Ich kam der Aufforderung nach.

Ich befand mich im Studio eines Fotografen.

»Sie können sich hier drinnen umziehen«, hatte der Mann vorhin gesagt und in einen kleinen Nebenraum gedeutet. Dazu hatte er mir Holzschuhe, eine weiße Seidenbluse und schwarze Shorts gereicht, die ziemlich kurz und sehr eng waren.

Verwirrt hatte ich es dann geschehen lassen, daß mehrere Porträtaufnahmen von mir gemacht wurden, Frontal- und Profilansichten, und zwar vor einer Art Linienkarte, deren Netz vermutlich Meßhilfen gab. Meiner Schätzung nach entsprachen die Abstände aber weder Zoll noch Zentimetern.

Ich hatte mich in eine weite, flache Schale voller Sand stellen müssen, dazu wurde hinter mir eine Art Strandszene auf den großen Schirm projiziert. Der Fotograf ließ mich sodann schnell und professionell eine Reihe von Posen einnehmen und knipste fleißig. Männern schien es Freude zu machen, so sagte ich mir, eine Frau derart herumzukommandieren. Einige Stellungen waren fast kühn zu nennen. Ich erhob allerdings keine Einwände, tief drinnen hatte ich sogar Spaß an der Sache. Ich halte mich für ziemlich hübsch.

Nun stand ich im Sand, die linke Seite den Männern zugewandt, das Kinn erhoben.

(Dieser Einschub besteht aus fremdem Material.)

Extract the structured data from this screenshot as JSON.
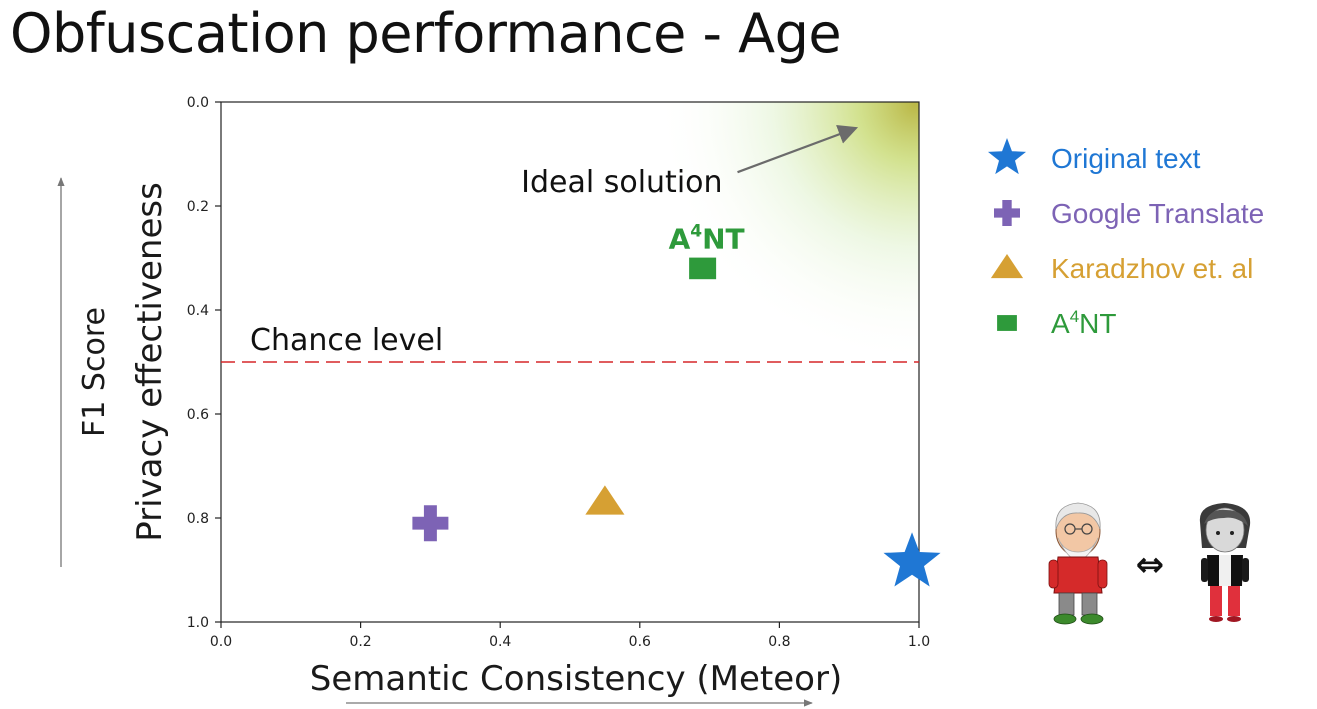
{
  "slide": {
    "title": "Obfuscation performance - Age"
  },
  "colors": {
    "original": "#1f77d4",
    "google": "#7d63b5",
    "karadzhov": "#d6a033",
    "a4nt": "#2e9a3b",
    "chance_line": "#d62728"
  },
  "chart_data": {
    "type": "scatter",
    "xlabel": "Semantic Consistency (Meteor)",
    "ylabel": "Privacy effectiveness",
    "outer_ylabel": "F1 Score",
    "xlim": [
      0.0,
      1.0
    ],
    "ylim": [
      0.0,
      1.0
    ],
    "y_inverted": true,
    "x_ticks": [
      "0.0",
      "0.2",
      "0.4",
      "0.6",
      "0.8",
      "1.0"
    ],
    "y_ticks": [
      "0.0",
      "0.2",
      "0.4",
      "0.6",
      "0.8",
      "1.0"
    ],
    "grid": false,
    "chance_level": {
      "value": 0.5,
      "label": "Chance level"
    },
    "ideal_annotation": {
      "label": "Ideal solution",
      "target": [
        0.91,
        0.05
      ]
    },
    "series": [
      {
        "name": "Original text",
        "marker": "star",
        "color": "#1f77d4",
        "x": 0.99,
        "y": 0.885
      },
      {
        "name": "Google Translate",
        "marker": "plus",
        "color": "#7d63b5",
        "x": 0.3,
        "y": 0.81
      },
      {
        "name": "Karadzhov et. al",
        "marker": "triangle",
        "color": "#d6a033",
        "x": 0.55,
        "y": 0.77
      },
      {
        "name": "A4NT",
        "marker": "square",
        "color": "#2e9a3b",
        "x": 0.69,
        "y": 0.32,
        "point_label": "A4NT"
      }
    ],
    "legend": {
      "placement": "right",
      "items": [
        {
          "base": "Original text",
          "sup": "",
          "rest": "",
          "marker": "star",
          "color": "#1f77d4"
        },
        {
          "base": "Google Translate",
          "sup": "",
          "rest": "",
          "marker": "plus",
          "color": "#7d63b5"
        },
        {
          "base": "Karadzhov et. al",
          "sup": "",
          "rest": "",
          "marker": "triangle",
          "color": "#d6a033"
        },
        {
          "base": "A",
          "sup": "4",
          "rest": "NT",
          "marker": "square",
          "color": "#2e9a3b"
        }
      ]
    }
  },
  "illustration": {
    "swap_symbol": "⇔",
    "left_figure": "old-man-figure",
    "right_figure": "young-person-figure"
  }
}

Die Scheinwerfer waren heiß.

»Sie ist hübsch«, sagte einer der Männer.

»Hübsch genug für eine Kajira!« sagte ein anderer.

»Sie wird bald eine sein!« rief ein dritter lachend.

Ich wußte nicht, wovon gesprochen wurde.

»Stell den Ventilator an!« sagte der erste Mann.

Und schon spürte ich einen kühlen Hauch auf der Haut; die Erfrischung war mir in der Hitze der Scheinwerfer sehr willkommen.

»Diese Münze, dieses Metall, was immer es ist, stellt mich vor ein Rätsel«, hatte der freundliche, brillentragende Mann gesagt und das Stück mit weißen Baumwollhandschuhen an der Kante hochgehalten und wieder auf den Filz zwischen uns gelegt. Er war ein Münzenfachmann, zu dem ich von einem Numismatiker geschickt worden war. Er nahm keine Schätzungen vor, sondern urteilte zu Fragen der Echtheit und Herkunft und Beschaffenheit.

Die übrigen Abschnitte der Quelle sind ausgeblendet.